Serosa merupakan lapisan tipis yang terdiri atas jaringan ikat longgar, kaya akan pembuluh darah dan jaringan adipose dan mesotel (Junqueira. 1983). Pada lapis serosa terlihat suatu selaput dan jaringan areolar yang mengandung pembuluh darah, jaringan lemak dan batang saraf (Bevelander & Ramaley, 1998).

2.10.4 Kerusakan yang Terjadi pada Lambung 2.10.4.1 Gastritis

Gastritis berarti peradangan mukosa lambung. Keadaan ini dapat diakibatkan dari makanan yang mengiritasi mukosa lambung, ekskoriasi mukosa lambung yang berlebihan oleh secret peptik lambung sendiri atau peradangan bakteri. Mukosa yang meradang pada gastritis sering menimbulkan rasa nyeri, menyebabkan perasaan nyeri terbakar difus yang dialihkan ke epigastrium bagian atas. Refleks-refleks yang dimulai pada mukosa lambung menyebabkan kelenjar saliva mengeluarkan saliva dalam jumlah besar (Guyton, 1990).

2.10.4.2 Ulkus Peptikum

Ulkus merupakan hilangnya sel epitel yang mencatat atau menembus muskularis mukosa, dengan diameter kedalaman > 5mm. Ulkus dibedakan dengan erosi,

dimana erosi berukuran lebih kecil (< 5mm) dan lebih superficial. Mukosa superficial hanya memilki pembuluh kapiler, sehingga erosi hanya dapat menyebabkan pendarahan ringan, tidak mungkin sampai menyebabkan pendarahan yang signifikan.
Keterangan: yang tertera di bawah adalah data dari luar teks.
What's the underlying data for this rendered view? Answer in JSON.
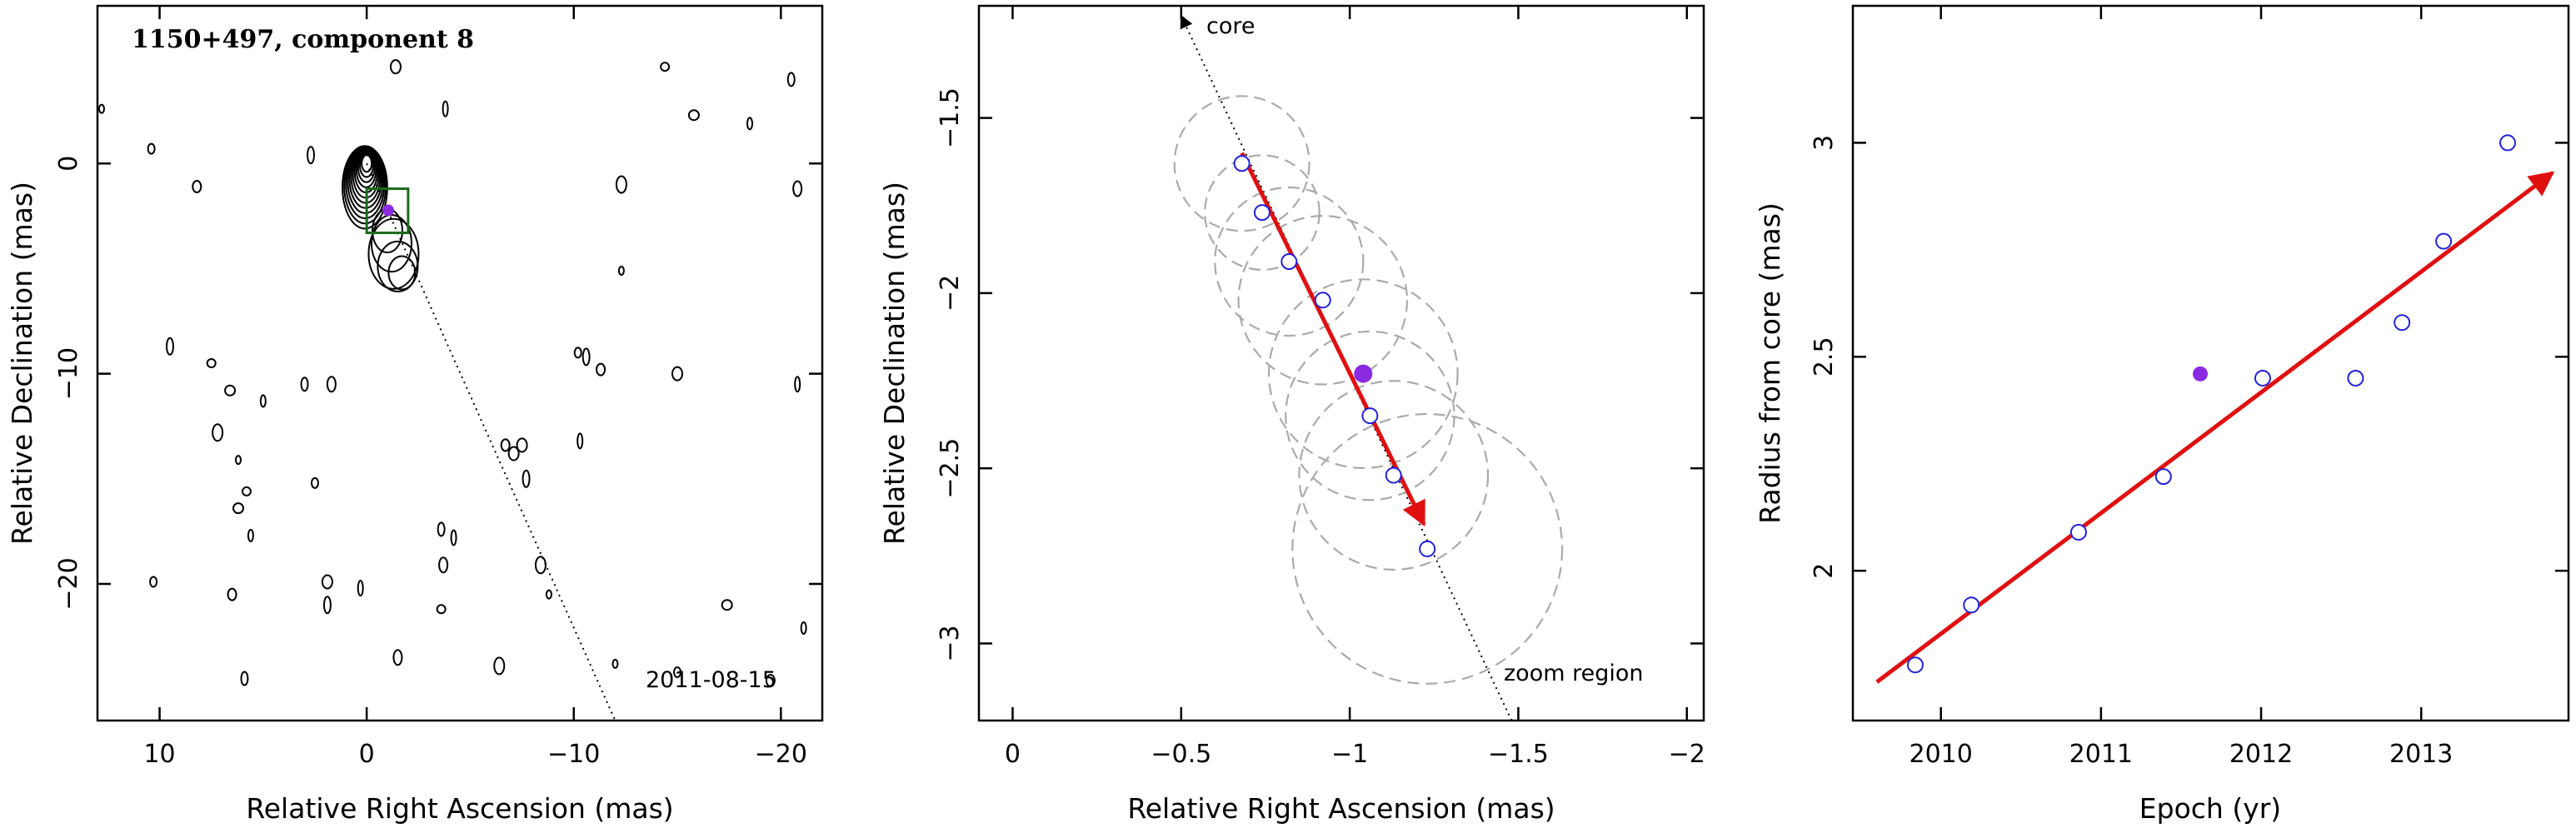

Bila ulkus mengenai otot dan menyebabkan kerusakan otot, maka akan terbentuk jaringan fibrosis, dan akan menimbulkan lekukan. Pada ulkus yang aktif dan terbentuk sempurna terdapat lapisan pada permukaannya berupa eksudat purulen, bakteri atau debris nekrosis (Harris, 2009).

Ulkus peptikum merupakan daerah ekskoriasi mukosa yang disebabkan kerja pencernaan getah lambung. Penyebab ulkus peptikum yang biasa adalah terlalu banyak sekret getah lambung dalam hubungannya dengan derajat perlindungan yang diberikan oleh lapisan mukus lambung dan duodenum serta netralisasi asam lambung oleh getah duodenum. Semua daerah yang dalam keadaan normal terpapar getah lambung disuplai banyak kelenjar mukosa, mulai dengan kelenjar mukosa komposita pada bagian bawah esophagus, kemudian sel mukosa yang meliputi mukosa lambung, sel leher mukosa glandula gastrika, glandula pilorika dalam yang terutama menyekresi mukus, dan akhirnya kelenjar

brunner pada duodenum yang menyeksresi mukus yang sangat alkali (Guyton, 1990).